Self-guided exercise – finally aware that diets seemed to have a dangerous effect on my body, I spent 437 consecutive days getting at least one hour of exercise every single day. I did “Dance, Dance Revolution” in the basement. I did yoga CDs. I walked around my neighborhood like an obsessive. I tried to teach myself to tap dance, but at least in the beginning, that’s not sweaty enough while learning, so I abandoned that. Same with a tai chi DVD; good exercise, I’m sure – but not enough gasping for air to qualify as a work-out. Through ice storms and rain and work deadlines and complaining child, I set aside time every day to grimly exercise. On the 438th day I forgot to put in my hour, and having broken my record, the entire thing came to a crashing halt. I lost about three pounds and tightened up some muscles.

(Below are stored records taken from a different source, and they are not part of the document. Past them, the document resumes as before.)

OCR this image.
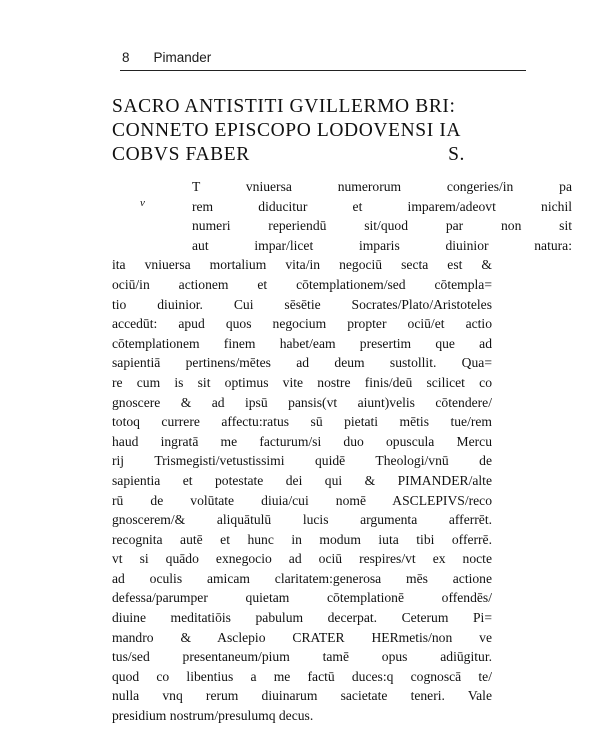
8 Pimander
SACRO ANTISTITI GVILLERMO BRI:
CONNETO EPISCOPO LODOVENSI IA
COBVS FABER	S.
v
T vniuersa numerorum congeries/in pa
rem diducitur et imparem/adeovt nichil
numeri reperiendū sit/quod par non sit
aut impar/licet imparis diuinior natura:
ita vniuersa mortalium vita/in negociū secta est &
ociū/in actionem et cōtemplationem/sed cōtempla=
tio diuinior. Cui sēsētie Socrates/Plato/Aristoteles
accedūt: apud quos negocium propter ociū/et actio
cōtemplationem finem habet/eam presertim que ad
sapientiā pertinens/mētes ad deum sustollit. Qua=
re cum is sit optimus vite nostre finis/deū scilicet co
gnoscere & ad ipsū pansis(vt aiunt)velis cōtendere/
totoq currere affectu:ratus sū pietati mētis tue/rem
haud ingratā me facturum/si duo opuscula Mercu
rij Trismegisti/vetustissimi quidē Theologi/vnū de
sapientia et potestate dei qui & PIMANDER/alte
rū de volūtate diuia/cui nomē ASCLEPIVS/reco
gnoscerem/& aliquātulū lucis argumenta afferrēt.
recognita autē et hunc in modum iuta tibi offerrē.
vt si quādo exnegocio ad ociū respires/vt ex nocte
ad oculis amicam claritatem:generosa mēs actione
defessa/parumper quietam cōtemplationē offendēs/
diuine meditatiōis pabulum decerpat. Ceterum Pi=
mandro & Asclepio CRATER HERmetis/non ve
tus/sed presentaneum/pium tamē opus adiūgitur.
quod co libentius a me factū duces:q cognoscā te/
nulla vnq rerum diuinarum sacietate teneri. Vale
presidium nostrum/presulumq decus.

By the time I got to Body Dynamics, I was too pudge to even be called Rubenesque – the best of the words intended to disguise the fact that I’m fat. I defined my sense of self by how thoroughly I’d failed at “taking my weight seriously.” I have tremendous arrogance about my brain, but hopeless shame about my body.
And now I think that it has nothing at all to do with will power or moral failings. I think I didn’t have the knowledge or skill to care for my kind of body the way I was assured would work. I have a genetic predisposition that is different from my mother’s.
Sooner or later science will catch up and there will be big headlines that shout what shame-filled fat women have known forever: HEY! WE ARE NOT ALL THE SAME! What works for some people is the kiss of death for others – who knew??!
I knew. We knew.
So I come with defeatist baggage. I trust that the many large and kind brains at Body Dynamics can help, but I remain astonished to see a lower number on my scale… and I’m still not sure I’m not just visiting these lower numbers on my way back up to the big digits. I hope it’s permanent.
And I’d like to shake my fist at my mother and let her watch my overlarge-but-now-muscly rump as I stalk grandly from the room. Won’t happen, of course, but that’s the fantasy.
Finally take my weight seriously? Yeah – no.
Image of “Flaming June.” She’s by Frederick Leighton, not Peter Paul Rubens, from whom we get the phrase “rubenesque.” Flaming June is a better color and I’ve always liked that expanse of thigh. She’s a woman of substance. Like me!